Despite the fact that the cell shown in Fig. 4 shows a bowl which divides the cell into two symmetrical parts, it is clear that, depending on the size of the cells, more than one bowl may be placed.

It is also clear that the layer between the carbon base and the underside of the plates is not completely smooth as shown in the drawings, but that the carbon base is generally irregular and curved. Consequently, in practice, molten metal will tend to creep under the plates and in addition fill the annular space between the plate and the loosely placed pin connection, which is not harmful, but rather serves to increase the electrical contact and further serves to reduce - lower the voltage loss between the cathode current detection device and the active cathode surfaces.

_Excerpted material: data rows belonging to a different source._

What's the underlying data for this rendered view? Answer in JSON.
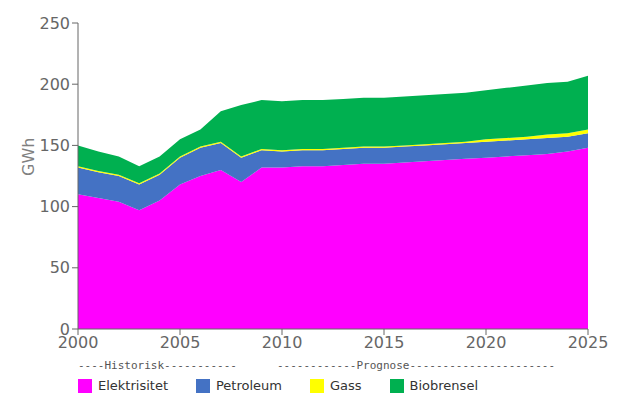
{
  "chart_data": {
    "type": "area",
    "stacked": true,
    "ylabel": "GWh",
    "x": [
      2000,
      2001,
      2002,
      2003,
      2004,
      2005,
      2006,
      2007,
      2008,
      2009,
      2010,
      2011,
      2012,
      2013,
      2014,
      2015,
      2016,
      2017,
      2018,
      2019,
      2020,
      2021,
      2022,
      2023,
      2024,
      2025
    ],
    "series": [
      {
        "name": "Elektrisitet",
        "color": "#FF00FF",
        "values": [
          110,
          107,
          104,
          97,
          105,
          118,
          125,
          130,
          120,
          132,
          132,
          133,
          133,
          134,
          135,
          135,
          136,
          137,
          138,
          139,
          140,
          141,
          142,
          143,
          145,
          148
        ]
      },
      {
        "name": "Petroleum",
        "color": "#4472C4",
        "values": [
          22,
          21,
          21,
          21,
          21,
          22,
          23,
          22,
          20,
          14,
          13,
          13,
          13,
          13,
          13,
          13,
          13,
          13,
          13,
          13,
          13,
          13,
          13,
          13,
          12,
          12
        ]
      },
      {
        "name": "Gass",
        "color": "#FFFF00",
        "values": [
          1,
          1,
          1,
          1,
          1,
          1,
          1,
          1,
          1,
          1,
          1,
          1,
          1,
          1,
          1,
          1,
          1,
          1,
          1,
          1,
          2,
          2,
          2,
          3,
          3,
          3
        ]
      },
      {
        "name": "Biobrensel",
        "color": "#00B050",
        "values": [
          17,
          16,
          15,
          14,
          14,
          14,
          14,
          25,
          42,
          40,
          40,
          40,
          40,
          40,
          40,
          40,
          40,
          40,
          40,
          40,
          40,
          41,
          42,
          42,
          42,
          44
        ]
      }
    ],
    "xlim": [
      2000,
      2025
    ],
    "xticks": [
      2000,
      2005,
      2010,
      2015,
      2020,
      2025
    ],
    "ylim": [
      0,
      250
    ],
    "yticks": [
      0,
      50,
      100,
      150,
      200,
      250
    ],
    "grid": false,
    "legend": "bottom",
    "annotations": [
      "----Historisk-----------",
      "------------Prognose----------------------"
    ]
  }
}
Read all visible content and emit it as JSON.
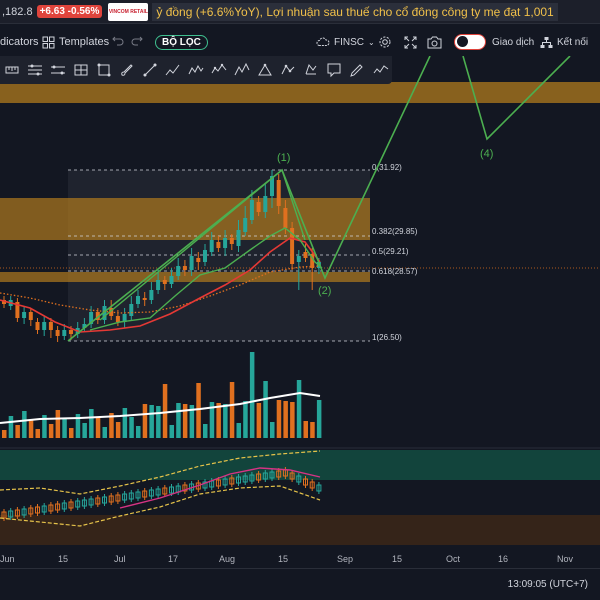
{
  "ticker": {
    "price": ",182.8",
    "change": "+6.63 -0.56%",
    "logo_text": "VINCOM RETAIL",
    "news": "ỷ đồng (+6.6%YoY), Lợi nhuận sau thuế cho cổ đông công ty mẹ đạt 1,001"
  },
  "toolbar": {
    "indicators_label": "dicators",
    "templates_label": "Templates",
    "filter_label": "BỘ LỌC",
    "symbol_label": "FINSC",
    "trade_label": "Giao dịch",
    "connect_label": "Kết nối"
  },
  "drawing_tools": [
    "ruler-icon",
    "horizontal-lines-icon",
    "horizontal-ray-icon",
    "rectangle-icon",
    "rectangle-select-icon",
    "brush-icon",
    "trendline-icon",
    "path-icon",
    "zigzag-icon",
    "pattern-icon",
    "elliott-icon",
    "triangle-icon",
    "polyline-icon",
    "shapes-icon",
    "note-icon",
    "pencil-icon",
    "wave-icon"
  ],
  "fib_levels": [
    {
      "ratio": "0",
      "price": "31.92"
    },
    {
      "ratio": "0.382",
      "price": "29.85"
    },
    {
      "ratio": "0.5",
      "price": "29.21"
    },
    {
      "ratio": "0.618",
      "price": "28.57"
    },
    {
      "ratio": "1",
      "price": "26.50"
    }
  ],
  "wave_labels": [
    "(1)",
    "(2)",
    "(4)"
  ],
  "x_axis": [
    "Jun",
    "15",
    "Jul",
    "17",
    "Aug",
    "15",
    "Sep",
    "15",
    "Oct",
    "16",
    "Nov"
  ],
  "footer": {
    "clock": "13:09:05 (UTC+7)"
  },
  "colors": {
    "up": "#26a69a",
    "down": "#e0701f",
    "wave": "#4caf50",
    "zone": "#b07b1e"
  }
}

Although the invention has been described here with reference to particular preferred embodiments, it is clear that many variations can be made by the person skilled in the art without departing from the purpose and idea of the present invention. E.g. the cathode current conductors can be used in any molten metal production process in which a metal composition or a metal composition dissolved in a molten solution is electrolyzed between the anode and the cathode surface.

Claims (6)

1. Device for an electrolytic metal reduction cell in which molten metal is produced by electrolysis of a composition of metals dissolved in a molten solution between active anode and cathode surfaces, the molten metal being collected in a sump in the bottom of the cell, the cell including carbon-lined side walls and a bottom defining a chamber containing molten constituents, anode device suspended in the chamber, cathode current supply device embedded in carbon liners by means of which electric current is conducted from the cathode power supply through the carbon liner to the sump between molten metal, characterized by a device for reducing voltage loss from cathode current - the supply to the active cathode surface, the device having at least one plate or plate-like element attached to the carbon liner to the bottom of the cell and thus held in loose limiting connection by means of at least one pin, the pin passing through an opening formed in the surface, where it the lower end of the pin is inserted into the carbon liner which thereby prevents lateral movement of the plate in relation to the vertical axis of the pin, as the plate and associated pins are formed of a conductive, hard-melting hard metal. 2. Device according to claim l.j characterized in that the pin part inserted in the carbon liner is attached to it by a cemented or threaded connection. 3. Device according to claim 1, characterized in that the plate or plate-shaped element and associated pin are formed from a material selected from carbides or borides to titanium or zirconium. 4. Device according to claim 3, characterized in that the material from which the plate and the associated pin are formed is titanium diboride. 5. Device according to claim 1, characterized in that the top surface of the plate is covered by the molten aluminum sump, whereby the surface of the molten aluminum sump serves as an active cathode surface. 6. Device according to claim 1, characterized in that the top surface of the plate projects into the molten solution, whereby the top surface serves as an active cathode surface.